To Student Contributor Carson Miller
I think this case boils down to, as Justice Fischer put it, common sense. Allen’s counsel even admitted that his argument does not meet the common-sense standard; a bank that is defrauded and reimburses the affected accounts clearly suffered an economic loss. I think that the common-sense idea, along with Justice Fischer’s distinctions between much of Allen’s case law and the facts of this case should make this a win for the State.
However, Chief Justice O’Connor’s concern that the State did not raise its property interest argument in the lower courts could undermine the bank’s status as a victim, and may be Allen’s best chance to win.

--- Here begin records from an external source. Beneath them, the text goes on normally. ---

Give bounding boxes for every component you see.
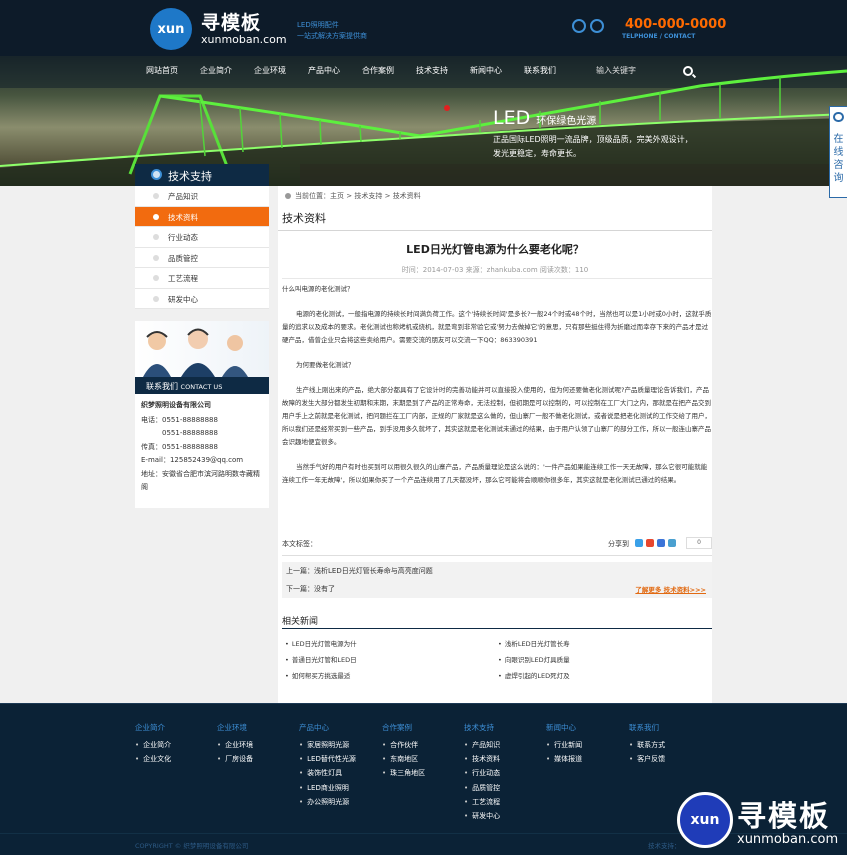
support-staff-image — [143, 328, 248, 377]
sidebar-menu: 产品知识 技术资料 行业动态 品质管控 工艺流程 研发中心 — [135, 186, 269, 309]
sidebar-item-tech-docs[interactable]: 技术资料 — [135, 206, 269, 227]
logo-icon[interactable]: xun — [150, 8, 192, 50]
paragraph: 生产线上刚出来的产品，绝大部分都具有了它设计时的完善功能并可以直接投入使用的，但… — [282, 386, 711, 446]
nav-products[interactable]: 产品中心 — [308, 65, 340, 76]
copyright: COPYRIGHT © 织梦照明设备有限公司 — [135, 842, 249, 850]
main-nav: 网站首页 企业简介 企业环境 产品中心 合作案例 技术支持 新闻中心 联系我们 … — [0, 56, 847, 88]
next-article-link[interactable]: 下一篇：没有了 — [286, 584, 335, 594]
banner-title: LED 环保绿色光源 — [493, 107, 597, 129]
footer-col-news: 新闻中心 行业新闻 媒体报道 — [546, 722, 582, 766]
share-tencent-icon[interactable] — [657, 539, 665, 547]
nav-about[interactable]: 企业简介 — [200, 65, 232, 76]
footer-col-cases: 合作案例 合作伙伴 东南地区 珠三角地区 — [382, 722, 425, 781]
header: xun 寻模板 xunmoban.com LED照明配件 一站式解决方案提供商 … — [0, 0, 847, 56]
article-meta: 时间：2014-07-03 来源：zhankuba.com 阅读次数：110 — [401, 266, 589, 274]
footer-col-support: 技术支持 产品知识 技术资料 行业动态 品质管控 工艺流程 研发中心 — [464, 722, 500, 823]
paragraph: 为何要做老化测试？ — [296, 361, 355, 369]
sidebar-item-product-knowledge[interactable]: 产品知识 — [135, 186, 269, 207]
circle-icon — [151, 169, 162, 180]
tags-label: 本文标签： — [282, 540, 317, 548]
sidebar-title: 技术支持 — [135, 164, 269, 186]
banner: 网站首页 企业简介 企业环境 产品中心 合作案例 技术支持 新闻中心 联系我们 … — [0, 56, 847, 186]
nav-contact[interactable]: 联系我们 — [524, 65, 556, 76]
related-title: 相关新闻 — [282, 617, 319, 627]
related-link[interactable]: 虚焊引起的LED死灯及 — [498, 670, 570, 680]
article-title: LED日光灯管电源为什么要老化呢？ — [406, 243, 584, 256]
tech-support-label: 技术支持： — [648, 842, 681, 850]
tel-line-2: 0551-88888888 — [162, 429, 218, 437]
nav-cases[interactable]: 合作案例 — [362, 65, 394, 76]
customer-service-photo — [135, 321, 269, 377]
footer-col-contact: 联系我们 联系方式 客户反馈 — [629, 722, 665, 766]
watermark-text: 寻模板 — [737, 799, 831, 833]
breadcrumb-tech-docs[interactable]: 技术资料 — [393, 192, 421, 200]
footer-col-products: 产品中心 家居照明光源 LED替代性光源 装饰性灯具 LED商业照明 办公照明光… — [299, 722, 356, 809]
sidebar-item-rnd[interactable]: 研发中心 — [135, 288, 269, 309]
tags-share-row: 本文标签： 分享到 0 — [282, 537, 712, 553]
bullet-icon — [153, 213, 159, 220]
banner-text: 正品国际LED照明一流品牌，顶级品质，完美外观设计， 发光更稳定，寿命更长。 — [493, 135, 693, 158]
email-line: E-mail：125852439@qq.com — [141, 456, 244, 464]
home-icon — [285, 193, 291, 199]
share-qzone-icon[interactable] — [635, 539, 643, 547]
page-title: 技术资料 — [282, 212, 326, 225]
hotline-number: 400-000-0000 — [625, 17, 727, 32]
more-link[interactable]: 了解更多 技术资料>>> — [635, 584, 706, 594]
sidebar-item-industry-news[interactable]: 行业动态 — [135, 227, 269, 248]
search-icon[interactable] — [683, 66, 693, 76]
watermark-domain: xunmoban.com — [737, 832, 839, 847]
share-label: 分享到 — [608, 540, 629, 548]
weibo-icon[interactable] — [590, 19, 604, 33]
contact-title: 联系我们 CONTACT US — [135, 377, 269, 394]
paragraph: 什么叫电源的老化测试？ — [282, 285, 354, 293]
meta-divider — [282, 278, 712, 279]
related-link[interactable]: 如何帮买方挑选最适 — [285, 670, 351, 680]
hotline-label: TELPHONE / CONTACT — [622, 33, 696, 40]
tags-divider — [282, 555, 712, 556]
bullet-icon — [153, 193, 159, 199]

To Student Contributor Madeline Pinto
I believe the Court will most likely rule in the State’s favor. The Court did not appear to take issue with any of the State’s main arguments as to why a forger can be required to pay restitution to a bank that cashed a forged check. The Justices essentially allowed the State to make its arguments without interruption and the State provided a persuasive and effective response to the Justices’ single question about whether the account holders, rather than the bank, should be considered the actual victims of the forgery. The Justices appeared fully satisfied by the State’s argument that both the bank and the account holders could be considered victims because there can be more than one victim to the offense.
In contrast, the Justices peppered Allen with questions that indicated they took issue with his argument that the bank was not a victim. In their questions, the Justices continually highlighted all of the numerous ways in which the bank could be considered a victim and asked Allen to explain why the Court should, nevertheless, decide that the bank was not a victim of the forgery. Allen never provided a persuasive and satisfactory response, but rather, was forced to concede several points that severely undermined his contention that the bank should not be considered a victim. For example, when the Justices asked who is defrauded when someone writes a forged check and hands it to the bank teller, Allen conceded that it is the bank that is defrauded. Additionally, when asked who is ultimately responsible for paying a forged check, Allen conceded that the bank is ultimately responsible. I believe Justice DeWine encapsulated the feeling of the Court in his comment that most people would consider a bank that has had its money taken from it, is the party directly responsible for paying the forged checks, and is the only party to suffer a financial loss to be a victim of the forgery.
Further, the Justices did not appear persuaded by Allen’s argument that the bank should not be considered a victim because it was not listed in the indictment. In particular, the critical tone of Justice Fischer’s question about whether no one should be considered a victim to the underlying forgery because technically no one was listed in the indictment indicated that he was doubtful of Allen’s reasoning on this point. Because the Justices did not seem to take issue with any of the State’s contentions and appeared unpersuaded by Allen’s argument that the bank was not a victim of the forgery, I believe the Court will most likely rule in the State’s favor.